A journey in the aquarium

Our aquarium offers you a journey from the beach to the depths of the sea

You start in the shallow waters along the coast and gradually move deeper into the open waters before arriving on the sea floor.
Listen to one of our enthusiastic guides telling you about a possible journey in the aquarium.

Find out more about the sea creatures in our aquarium guide – available in the shop – or ask the aquarium staff.

The technology behind the Aquarium

The salt water aquarium in the Fisheries and Maritime Museum is made up of two independent systems – a quarantine tank and an exhibition tank. Each one’s water supply is independently treated. Both tanks are supplied with sea water pumped in beneath the museum from the Wadden Sea.

First, a drum filter removes all impurities larger than 60 microns from the incoming seawater. Then the water is put through a protein skimmer to remove any protein, and dyestuffs are burnt off with ozone. Any remaining impurities are caught with sand filters. Now only dissolved substances such as nitrites are left. These are converted to nitrate in our elevated tank which works as a bio-filter. The water is then irradiated with ultra-violet light to kill viruses, bacteria and algae.

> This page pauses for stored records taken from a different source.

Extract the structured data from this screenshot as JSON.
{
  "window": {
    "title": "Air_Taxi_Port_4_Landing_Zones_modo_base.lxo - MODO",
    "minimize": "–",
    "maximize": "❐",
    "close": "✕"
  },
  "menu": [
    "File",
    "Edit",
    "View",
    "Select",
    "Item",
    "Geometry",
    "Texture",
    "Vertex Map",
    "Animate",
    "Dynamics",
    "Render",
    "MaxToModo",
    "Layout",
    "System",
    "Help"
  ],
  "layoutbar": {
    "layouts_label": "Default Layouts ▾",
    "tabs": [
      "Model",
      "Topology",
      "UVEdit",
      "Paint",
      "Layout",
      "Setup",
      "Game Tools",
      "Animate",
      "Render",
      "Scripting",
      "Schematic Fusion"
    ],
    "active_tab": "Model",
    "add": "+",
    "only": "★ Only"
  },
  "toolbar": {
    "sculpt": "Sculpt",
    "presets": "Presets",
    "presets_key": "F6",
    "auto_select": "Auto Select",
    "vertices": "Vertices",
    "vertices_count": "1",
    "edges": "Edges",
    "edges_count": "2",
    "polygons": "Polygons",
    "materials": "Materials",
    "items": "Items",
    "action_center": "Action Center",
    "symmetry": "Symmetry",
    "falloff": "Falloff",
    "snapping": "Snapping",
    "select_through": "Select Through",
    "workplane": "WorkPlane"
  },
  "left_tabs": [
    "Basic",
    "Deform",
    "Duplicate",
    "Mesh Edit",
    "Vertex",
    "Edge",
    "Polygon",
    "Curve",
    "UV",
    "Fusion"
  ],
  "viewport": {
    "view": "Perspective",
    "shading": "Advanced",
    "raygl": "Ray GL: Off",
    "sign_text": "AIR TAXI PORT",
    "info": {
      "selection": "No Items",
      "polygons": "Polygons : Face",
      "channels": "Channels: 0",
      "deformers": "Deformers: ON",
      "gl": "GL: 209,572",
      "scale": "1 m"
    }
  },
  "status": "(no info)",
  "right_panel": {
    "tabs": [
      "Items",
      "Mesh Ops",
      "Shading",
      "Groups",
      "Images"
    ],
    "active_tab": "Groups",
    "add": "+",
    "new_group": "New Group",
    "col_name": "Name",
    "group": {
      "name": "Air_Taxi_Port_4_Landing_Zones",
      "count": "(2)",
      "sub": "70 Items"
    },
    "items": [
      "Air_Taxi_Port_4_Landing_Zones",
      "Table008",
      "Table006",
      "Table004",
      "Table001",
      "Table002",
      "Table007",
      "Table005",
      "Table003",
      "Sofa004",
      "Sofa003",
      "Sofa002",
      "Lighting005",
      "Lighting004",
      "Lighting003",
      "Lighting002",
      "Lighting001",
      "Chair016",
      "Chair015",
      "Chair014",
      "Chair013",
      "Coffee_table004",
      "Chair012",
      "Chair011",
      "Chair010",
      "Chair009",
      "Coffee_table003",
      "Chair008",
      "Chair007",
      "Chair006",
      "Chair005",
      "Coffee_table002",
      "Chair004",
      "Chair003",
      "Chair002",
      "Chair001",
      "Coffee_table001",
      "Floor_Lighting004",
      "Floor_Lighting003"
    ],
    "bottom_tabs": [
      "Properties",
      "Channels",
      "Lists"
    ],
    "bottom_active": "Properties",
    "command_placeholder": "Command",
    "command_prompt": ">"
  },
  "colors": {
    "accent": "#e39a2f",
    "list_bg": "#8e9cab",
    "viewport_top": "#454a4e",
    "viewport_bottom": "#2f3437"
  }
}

The aquarium’s salt water is cooled to 14°C and is continually oxygenated, and the salt content is adjusted to roughly 30 parts per thousand. Its pH value is about 8, and lime and various trace elements are added as required. The temperature of 14°C is a compromise – some of the aquarium creatures prefer it warmer, others from deeper waters in the North Sea would like it colder.

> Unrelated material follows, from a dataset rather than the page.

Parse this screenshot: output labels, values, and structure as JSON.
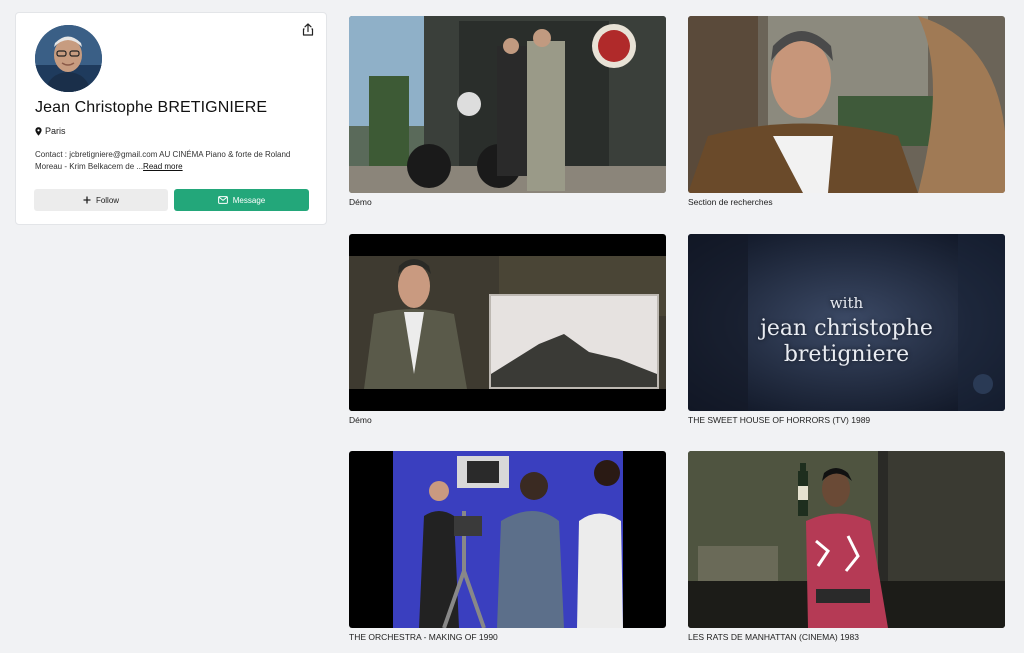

The exhibition tank holds approximately 300,000 litres of water. The water is circulated around the plant 24 hours a day at approximately 130,000 litres per hour. Our objective is to change all the aquariums’ water once every hour. About 10 per cent of the water is replaced every week.

Direct from the sea to the oceanarium

The large aquarium – the oceanarium in the background – holds about 100,000 litres of salt water pumped in from the Wadden Sea. The observation pane is 3 x 8 metres and about 10 centimetres thick. Here in the oceanarium you’ll find lesser spotted dogfish, thornback rays, halibut, cod, conger eels, bream, and sea trout.